Lamb Bhuna
Hearty, aromatic, and packed with veggies, this lamb bhuna curry makes a healthy alternative to an Indian take away without compromising on flavour.
Introduction
When my wife and I lived in London before we had kids, we used to get an Indian each Friday. I can’t tell you how many times I ordered a lamb bhuna. I was initially a bit nervous about making a ‘filling’ version, but I’m delighted to say I got there in the end.
Ingredients
| 1 tbsp | olive oil |
| 400g | extra-lean diced lamb |
| 2 | onions, thinly sliced |
| 2 | garlic cloves, crushed |
| 1 tbsp | finely chopped fresh root ginger |
| 2 tsp | ground cumin |
| 1 tsp | coriander seeds |
| 1 tsp | ground cinnamon |
| 1 x 400g tin of | chopped tomatoes |
| 500ml | chicken stock |
| 200g | courgettes, roughly chopped |
| 1 x 400g tin of | chickpeas, drained |
| 50g | dried apricots, thinly sliced |
| 160g | basmati rice |
| juice of 1 | lemon |
| handful of | chopped fresh coriander |
Method
Heat the oil in a large, heavy-based pan, add the lamb and sear it on all sides for 5 minutes, then remove from the pan with a slotted spoon and set aside.
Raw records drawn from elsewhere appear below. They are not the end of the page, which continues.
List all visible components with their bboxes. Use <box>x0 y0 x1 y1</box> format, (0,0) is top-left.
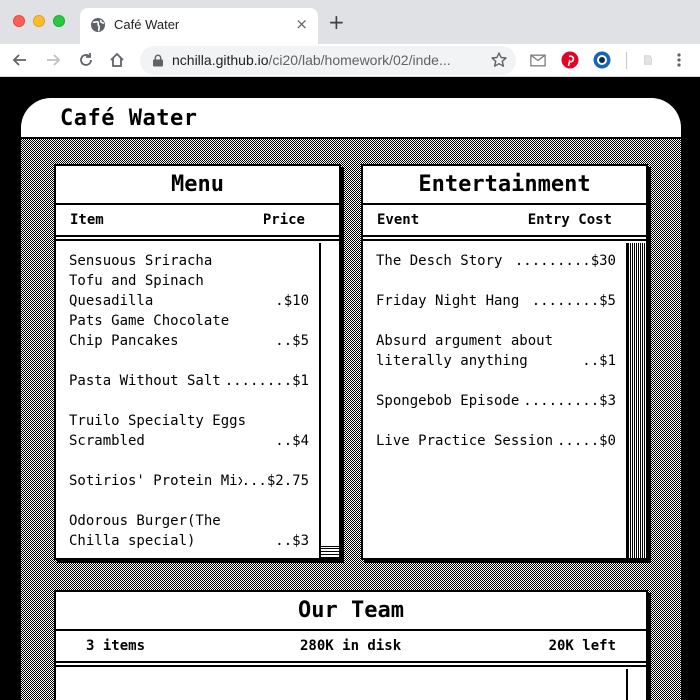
reload-button[interactable] <box>73 47 99 73</box>
entertainment-item: Spongebob Episode .........$3 <box>376 391 616 411</box>
team-panel: Our Team 3 items 280K in disk 20K left <box>54 590 648 700</box>
entertainment-item-name: Absurd argument about literally anything <box>376 333 554 369</box>
window-close-button[interactable] <box>13 15 25 27</box>
forward-button[interactable] <box>40 47 66 73</box>
menu-panel: Menu Item Price Sensuous Sriracha Tofu a… <box>54 164 341 560</box>
menu-item-price: ..$5 <box>275 331 309 351</box>
entertainment-item: Friday Night Hang ........$5 <box>376 291 616 311</box>
mail-extension-icon[interactable] <box>527 49 549 71</box>
window-maximize-button[interactable] <box>53 15 65 27</box>
home-button[interactable] <box>104 47 130 73</box>
team-items-count: 3 items <box>86 638 146 654</box>
new-tab-button[interactable]: + <box>328 12 345 32</box>
entertainment-item: The Desch Story .........$30 <box>376 251 616 271</box>
entertainment-item-cost: ........$5 <box>531 291 616 311</box>
menu-item: Sensuous Sriracha Tofu and Spinach Quesa… <box>69 251 309 311</box>
entertainment-list: The Desch Story .........$30 Friday Nigh… <box>363 243 624 558</box>
window-minimize-button[interactable] <box>33 15 45 27</box>
browser-tab-strip: Café Water × + <box>0 0 700 44</box>
menu-item: Odorous Burger(The Chilla special) ..$3 <box>69 511 309 551</box>
bookmark-star-icon[interactable] <box>490 51 508 69</box>
entertainment-col-event: Event <box>377 212 420 228</box>
menu-item-name: Odorous Burger(The Chilla special) <box>69 513 221 549</box>
reload-icon <box>80 53 92 66</box>
team-space-left: 20K left <box>548 638 616 654</box>
browser-tab[interactable]: Café Water × <box>80 8 318 44</box>
menu-col-price: Price <box>262 212 305 228</box>
menu-item: Truilo Specialty Eggs Scrambled ..$4 <box>69 411 309 451</box>
entertainment-item-cost: ..$1 <box>582 351 616 371</box>
entertainment-item: Absurd argument about literally anything… <box>376 331 616 371</box>
window-title-bar: Café Water <box>21 98 681 139</box>
menu-item: Pats Game Chocolate Chip Pancakes ..$5 <box>69 311 309 351</box>
menu-item: Sotirios' Protein Mix ...$2.75 <box>69 471 309 491</box>
menu-item-name: Truilo Specialty Eggs Scrambled <box>69 413 247 449</box>
url-path: /ci20/lab/homework/02/inde... <box>268 52 451 68</box>
pinterest-extension-icon[interactable] <box>559 49 581 71</box>
entertainment-item-cost: .........$30 <box>514 251 616 271</box>
extension-icon[interactable] <box>637 49 659 71</box>
team-disk-usage: 280K in disk <box>300 638 402 654</box>
menu-item-name: Sensuous Sriracha Tofu and Spinach Quesa… <box>69 253 213 309</box>
entertainment-scrollbar[interactable] <box>626 243 646 558</box>
menu-header: Menu <box>56 166 339 205</box>
menu-scroll-thumb[interactable] <box>321 243 339 551</box>
entertainment-item: Live Practice Session .....$0 <box>376 431 616 451</box>
home-icon <box>110 52 124 67</box>
menu-column-headers: Item Price <box>56 205 339 241</box>
menu-title: Menu <box>171 172 224 197</box>
url-text: nchilla.github.io/ci20/lab/homework/02/i… <box>172 52 451 68</box>
browser-toolbar: nchilla.github.io/ci20/lab/homework/02/i… <box>0 44 700 77</box>
team-scrollbar[interactable] <box>626 669 646 700</box>
lock-icon <box>153 54 163 67</box>
menu-item-price: ...$2.75 <box>241 471 309 491</box>
team-header: Our Team <box>56 592 646 631</box>
entertainment-item-cost: .........$3 <box>523 391 616 411</box>
entertainment-col-cost: Entry Cost <box>527 212 612 228</box>
menu-col-item: Item <box>70 212 104 228</box>
window-title: Café Water <box>60 106 198 131</box>
team-status-bar: 3 items 280K in disk 20K left <box>56 631 646 667</box>
toolbar-separator <box>626 52 627 69</box>
page-viewport: Café Water Menu Item Price Sensuous Srir… <box>0 78 700 700</box>
menu-item-price: .$10 <box>275 291 309 311</box>
menu-resize-box[interactable] <box>321 546 339 558</box>
address-bar[interactable]: nchilla.github.io/ci20/lab/homework/02/i… <box>140 46 516 75</box>
entertainment-title: Entertainment <box>418 172 591 197</box>
retro-window: Café Water Menu Item Price Sensuous Srir… <box>21 98 681 700</box>
menu-list: Sensuous Sriracha Tofu and Spinach Quesa… <box>56 243 317 558</box>
menu-scrollbar[interactable] <box>319 243 339 558</box>
more-menu-icon[interactable] <box>668 49 690 71</box>
url-host: nchilla.github.io <box>172 52 269 68</box>
back-button[interactable] <box>7 47 33 73</box>
menu-item-name: Pats Game Chocolate Chip Pancakes <box>69 313 230 349</box>
entertainment-header: Entertainment <box>363 166 646 205</box>
menu-item-price: ..$4 <box>275 431 309 451</box>
team-title: Our Team <box>298 598 404 623</box>
forward-arrow-icon <box>47 54 61 66</box>
back-arrow-icon <box>12 54 26 66</box>
menu-item-price: ..$3 <box>275 531 309 551</box>
globe-icon <box>91 18 105 32</box>
tab-close-icon[interactable]: × <box>295 15 308 33</box>
menu-item-price: ........$1 <box>224 371 309 391</box>
entertainment-panel: Entertainment Event Entry Cost The Desch… <box>361 164 648 560</box>
menu-item: Pasta Without Salt ........$1 <box>69 371 309 391</box>
eye-extension-icon[interactable] <box>591 49 613 71</box>
entertainment-column-headers: Event Entry Cost <box>363 205 646 241</box>
tab-title: Café Water <box>114 17 180 32</box>
entertainment-item-cost: .....$0 <box>556 431 616 451</box>
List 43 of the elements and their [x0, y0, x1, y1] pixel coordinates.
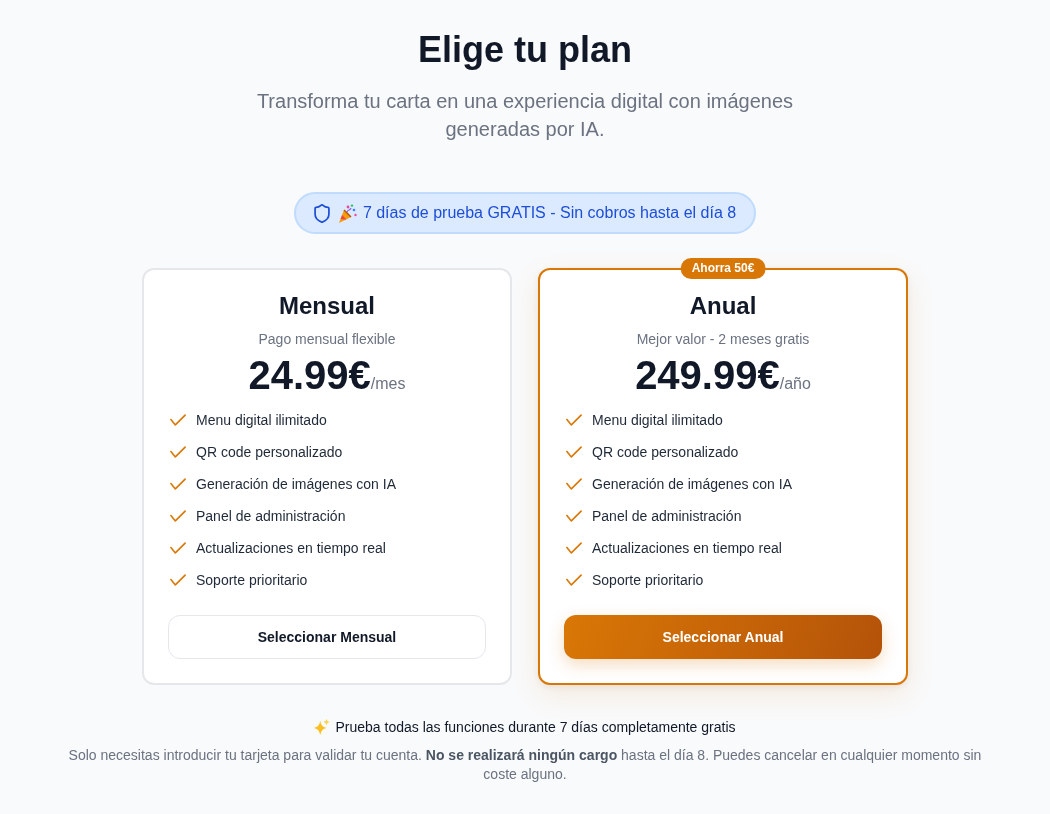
- check-icon: [170, 478, 186, 490]
- plan-name: Anual: [689, 292, 757, 320]
- trial-headline: Prueba todas las funciones durante 7 días completamente gratis: [335, 718, 736, 737]
- check-icon: [566, 478, 582, 490]
- savings-badge: Ahorra 50€: [680, 258, 766, 279]
- feature-text: Soporte prioritario: [592, 572, 704, 588]
- feature-text: Soporte prioritario: [196, 572, 308, 588]
- page-subtitle: Transforma tu carta en una experiencia digital con imágenes generadas por IA.: [255, 89, 795, 142]
- party-popper-icon: [338, 203, 357, 223]
- feature-text: Generación de imágenes con IA: [592, 476, 792, 492]
- feature-text: Menu digital ilimitado: [196, 412, 327, 428]
- select-plan-button[interactable]: Seleccionar Mensual: [168, 615, 486, 659]
- banner-text: 7 días de prueba GRATIS - Sin cobros hasta el día 8: [362, 204, 737, 222]
- price-amount: 249.99€: [635, 352, 780, 399]
- feature-text: QR code personalizado: [592, 444, 739, 460]
- check-icon: [170, 446, 186, 458]
- check-icon: [566, 510, 582, 522]
- select-plan-button[interactable]: Seleccionar Anual: [564, 615, 882, 659]
- feature-text: Panel de administración: [592, 508, 742, 524]
- sparkle-icon: [314, 719, 331, 735]
- plan-name: Mensual: [279, 292, 375, 320]
- plan-tagline: Pago mensual flexible: [258, 330, 396, 349]
- page-title: Elige tu plan: [418, 28, 632, 72]
- feature-text: QR code personalizado: [196, 444, 343, 460]
- feature-text: Panel de administración: [196, 508, 346, 524]
- check-icon: [566, 446, 582, 458]
- check-icon: [170, 510, 186, 522]
- plan-tagline: Mejor valor - 2 meses gratis: [636, 330, 810, 349]
- feature-text: Actualizaciones en tiempo real: [592, 540, 782, 556]
- check-icon: [566, 542, 582, 554]
- feature-text: Generación de imágenes con IA: [196, 476, 396, 492]
- check-icon: [566, 414, 582, 426]
- price-period: /mes: [370, 375, 406, 393]
- price-amount: 24.99€: [248, 352, 371, 399]
- feature-text: Menu digital ilimitado: [592, 412, 723, 428]
- check-icon: [170, 414, 186, 426]
- check-icon: [170, 542, 186, 554]
- shield-icon: [313, 203, 330, 223]
- check-icon: [170, 574, 186, 586]
- trial-note: Solo necesitas introducir tu tarjeta para validar tu cuenta. No se realizará ningún cargo hasta el día 8. Puedes cancelar en cualquier momento sin coste alguno.: [67, 746, 983, 784]
- check-icon: [566, 574, 582, 586]
- price-period: /año: [779, 375, 811, 393]
- feature-text: Actualizaciones en tiempo real: [196, 540, 386, 556]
Add the onions to the pan and sauté for 5 minutes, then add the garlic and ginger, stir briefly, then add the spices.
Add the tomatoes and stock, mix well and bring to the boil. Add the courgettes, chickpeas, apricots and lamb. Simmer over a low heat for 1 hour until the lamb is tender and everything has thickened up. Keep an eye on the liquid and add extra water, if it starts to look dry.
Meanwhile, put your rice on to cook according to the packet instructions (I use a rice cooker).
Stir the lemon juice and coriander into the curry and serve with the warm rice.
Top Tip: This works great as a meal-prepped lunch. For dinner, I like to serve this with extra poppadoms and Indian pickles.